Direitos humanos, inerentes a toda pessoa, diferem dos direitos do cidadão, os quais podem variar conforme leis e nacionalidade.

Susana Finquelievich (2009) aponta uma série de direitos dos cidadãos na sociedade

da informação: direito a participar da SI; a dispor de meios de aprendizagem sobre as técnicas

e conhecimentos tecnológicos e organizacionais associados à informática; direito de ter acesso comunitário às ferramentas; a estabelecer redes eletrônicas comunitárias; a acesso à informação pública; de ser consultado pelos governos sobre as decisões e planos referentes à cidade e à qualidade de vida de seus habitantes, dentre outros.

Práticas comuns utilizadas por governos para recadastramento de eleitores, por exemplo, como escâner de retina ou impressão digital, requerem maior controle e segurança de dados para que não caiam em mãos erradas, como de empresas seguradoras de saúde, ou mesmo empresas privadas, as quais podem utilizá-los para seleção de profissionais ou segurados (questões éticas). E como confidencializar 100% de tais informações? Como o governo pode garantir que os dados obtidos com essas práticas permaneçam em sigilo? As administrações municipais necessitarão de recursos materiais e de pessoal suficiente para garantir que o voto e as informações do cidadão sejam secretos, que o processo se dê de forma transparente, objetiva, eficiente. Há que se pensar nos dispêndios de manutenção, aquisição de equipamentos, atualizações.

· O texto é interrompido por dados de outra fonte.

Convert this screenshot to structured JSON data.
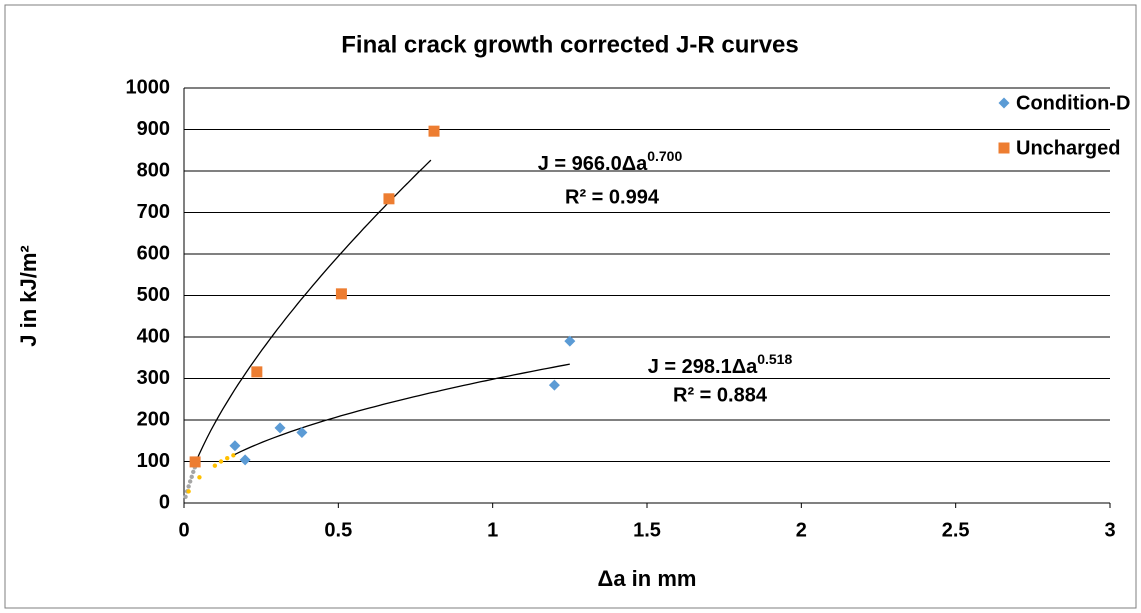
{
  "chart_data": {
    "type": "scatter",
    "title": "Final crack growth corrected  J-R curves",
    "x_label": "Δa in mm",
    "y_label": "J in kJ/m²",
    "xlim": [
      0,
      3
    ],
    "xticks": [
      0,
      0.5,
      1,
      1.5,
      2,
      2.5,
      3
    ],
    "ylim": [
      0,
      1000
    ],
    "yticks": [
      0,
      100,
      200,
      300,
      400,
      500,
      600,
      700,
      800,
      900,
      1000
    ],
    "grid": true,
    "legend": "top-right",
    "series": [
      {
        "name": "Condition-D",
        "color": "#5b9bd5",
        "marker": "diamond",
        "x": [
          0.165,
          0.198,
          0.311,
          0.382,
          1.2,
          1.25
        ],
        "values": [
          138,
          104,
          181,
          170,
          284,
          390
        ]
      },
      {
        "name": "Uncharged",
        "color": "#ed7d31",
        "marker": "square",
        "x": [
          0.036,
          0.236,
          0.51,
          0.664,
          0.81
        ],
        "values": [
          99,
          316,
          504,
          733,
          896
        ]
      }
    ],
    "guides": [
      {
        "color": "#a5a5a5",
        "x": [
          0.005,
          0.01,
          0.015,
          0.02,
          0.025,
          0.03,
          0.035
        ],
        "values": [
          15,
          28,
          40,
          52,
          63,
          75,
          86
        ]
      },
      {
        "color": "#ffc000",
        "x": [
          0.015,
          0.05,
          0.1,
          0.12,
          0.14,
          0.16
        ],
        "values": [
          28,
          62,
          90,
          100,
          108,
          115
        ]
      }
    ],
    "trendlines": [
      {
        "coefficient": 966.0,
        "exponent": 0.7,
        "xrange": [
          0.036,
          0.8
        ],
        "color": "#000000",
        "label": "J = 966.0Δa",
        "label_sup": "0.700",
        "r2_label": "R² = 0.994"
      },
      {
        "coefficient": 298.1,
        "exponent": 0.518,
        "xrange": [
          0.165,
          1.25
        ],
        "color": "#000000",
        "label": "J = 298.1Δa",
        "label_sup": "0.518",
        "r2_label": "R² = 0.884"
      }
    ]
  }
}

Além do cidadão ordinário, quem pagará por todo esse investimento será a iniciativa privada, muitas vezes dominada pela ideia megalomaníaca de crescimento a qualquer custo.

A aplicação das TIC´s nos processos eleitorais é simples consequência do mundo desenvolvido e seu aperfeiçoamento ocorrerá paulatinamente, variando conforme o quanto cada país pode investir em tecnologia e em relação às idiossincrasias de cada nação e de sua forma particular de entender e praticar a democracia (KIM, 2002, pp. 107-118).

O princípio igualitário uma pessoa, um voto pode ser comprometido caso a votação via TIC´s não seja amplamente regulada e fiscalizada. Questão de difícil solução, já que a universalização do acesso também parece ser insuperável.